At the same time, concern lingers in Pakistani defense circles that the
growing Indian arsenal could spark an uncontrolled arms race in the region.
The scale and sophistication of India’s strategic buildup—particularly its
pursuit of hypersonic SLBMs and MIRV technology—might lead Pakistan to press
ahead with its own riskier doctrines, raising the chance of miscalculation
from both sides. Consequently, some Pakistani analysts stress the urgent need
for a bilateral naval hotline—modeled on Cold War-era U.S.-Soviet channels—to
reduce the risk of accidental escalation at sea.
The Indian Ocean has thus quickly transcended its role as a global trade hub
into a crucial theatre of nuclear rivalry.
For India, CASD represents the
assurance of survivability and strength in a nuclear exchange; for Pakistan,
it is a strategic provocation that challenges its deterrence calculus on both
political and military fronts.
This shifting balance portends a new era of undersea nuclear competition, one
in which discreet deployments, survivability, and technological leaps may
matter as much as traditional land-based postures.
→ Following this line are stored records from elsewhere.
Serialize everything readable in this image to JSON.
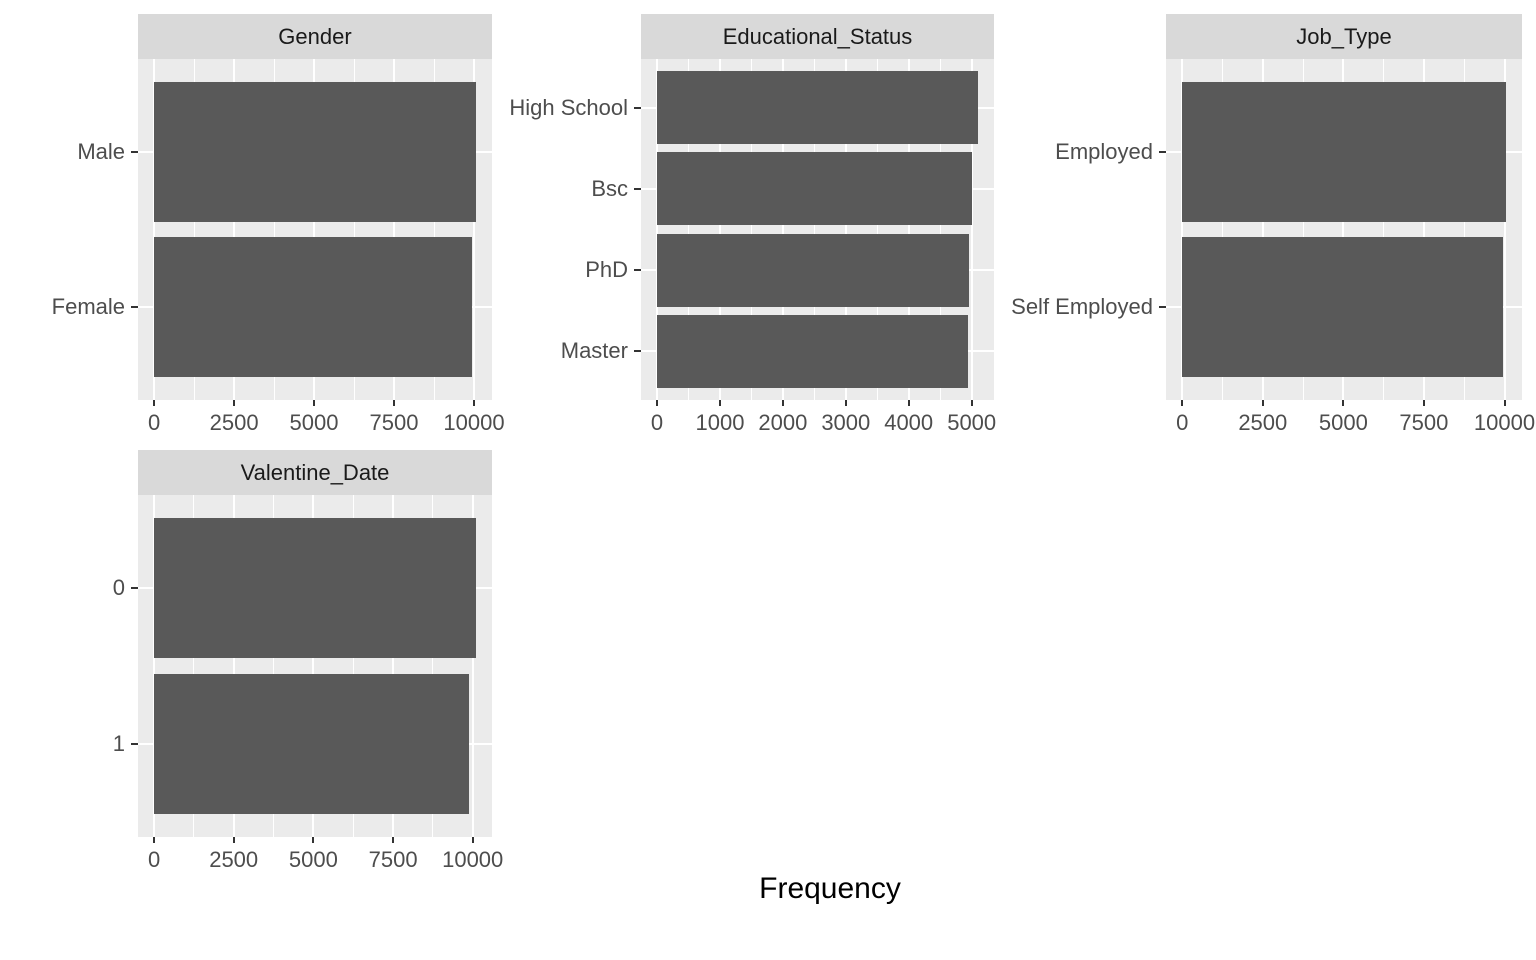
{
  "chart_data": {
    "type": "bar",
    "orientation": "horizontal",
    "title": "",
    "xlabel": "Frequency",
    "ylabel": "",
    "grid": true,
    "legend": false,
    "facets": [
      {
        "title": "Gender",
        "categories": [
          "Male",
          "Female"
        ],
        "values": [
          10060,
          9940
        ],
        "x_ticks": [
          0,
          2500,
          5000,
          7500,
          10000
        ]
      },
      {
        "title": "Educational_Status",
        "categories": [
          "High School",
          "Bsc",
          "PhD",
          "Master"
        ],
        "values": [
          5100,
          5000,
          4960,
          4940
        ],
        "x_ticks": [
          0,
          1000,
          2000,
          3000,
          4000,
          5000
        ]
      },
      {
        "title": "Job_Type",
        "categories": [
          "Employed",
          "Self Employed"
        ],
        "values": [
          10040,
          9960
        ],
        "x_ticks": [
          0,
          2500,
          5000,
          7500,
          10000
        ]
      },
      {
        "title": "Valentine_Date",
        "categories": [
          "0",
          "1"
        ],
        "values": [
          10100,
          9900
        ],
        "x_ticks": [
          0,
          2500,
          5000,
          7500,
          10000
        ]
      }
    ],
    "colors": {
      "bar": "#595959",
      "panel_bg": "#EBEBEB",
      "strip_bg": "#D9D9D9",
      "grid": "#FFFFFF",
      "axis_text": "#4D4D4D",
      "tick_mark": "#333333",
      "strip_text": "#1A1A1A",
      "axis_title_text": "#000000"
    }
  }
}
Comparative table highlighting the India vs Pakistan undersea nuclear capabilities and doctrine differences:
India Vs Pakistan: Undersea Nuclear Capabilities
| Category | India | Pakistan |
|---|---|---|
| Nuclear Submarine Fleet | 2 commissioned SSBNs (INS Arihant, INS Arighat), S-4/S-4* under trials, S-5 class (13,500 tons) under construction; long-term goal of 10–12 nuclear submarines (SSBNs + SSNs) | No operational SSBNs; operates conventional Agosta-90B and Khalid-class diesel-electric submarines; plans for 8 Chinese-origin Hangor-class (Type 039B) by 2030 (non-nuclear, AIP propulsion) |
| SLBM Capability | K-15 (750–1,500 km, operational), K-4 (3,500–4,000 km tested), K-5 (>5,000 km, MIRV in development), K-6 (~8,000 km projected with hypersonic capability) | No dedicated SLBMs; relies on land-based ballistic missiles (Shaheen, Ababeel) and limited cruise missiles (Babur SLCM with ~450–700 km range, tested on Agosta-90B submarines) |
| Nuclear Doctrine at Sea | Continuous at Sea Deterrence (CASD) with constant SSBN patrols to ensure survivable second-strike capability | No established CASD; nuclear posture is primarily land-based with nascent interest in limited sea-based deterrence |
| Strategic Bases | Project Varsha underground base near Visakhapatnam for SSBN shelter, command-and-control, and discreet deployments | Karachi and Ormara naval bases; no specialized nuclear submarine base |
| Second-Strike Survivability | High: stealth SSBN deployments in Bay of Bengal, MIRV capability, increasing missile ranges | Low: survivability dependent on air and land-based assets; limited SLCM option vulnerable to detection |
| ASW (Anti-Submarine Warfare) | Growing ASW fleet with P-8I Neptune aircraft, advanced sonar nets, ASW corvettes, and planned SSNs for hunter-killer roles | Limited ASW capability; primarily conventional means with Chinese assistance, but still inferior to India’s surveillance and P-8I fleet |
| Regional Strategic Impact | Moves toward a “nuclear fortress” in Bay of Bengal; credible and survivable deterrent against both China and Pakistan | Vulnerability to Indian SSBN patrols raises strategic anxiety; reliant on asymmetric strategies and potential escalation in land-based nuclear forces |
| Future Outlook (2030) | Fully operational nuclear triad, with 5–6 SSBNs in service including S-5 class, ensuring uninterrupted CASD | May deploy SLCMs on future Hangor-class submarines; unlikely to match India’s SSBN fleet; focus likely on ASW improvements and tactical nuclear escalation options |
By 2035, India is projected to have a robust sea-based nuclear triad with multiple SSBN patrols at all times, ensuring CASD, while Pakistan will likely rely only on short-range SLCMs aboard conventional submarines, which are survivable only in peacetime but vulnerable during conflict. India’s posture trends toward a “Soviet-style bastion strategy,” while Pakistan remains locked into asymmetric responses and tactical nuclear options.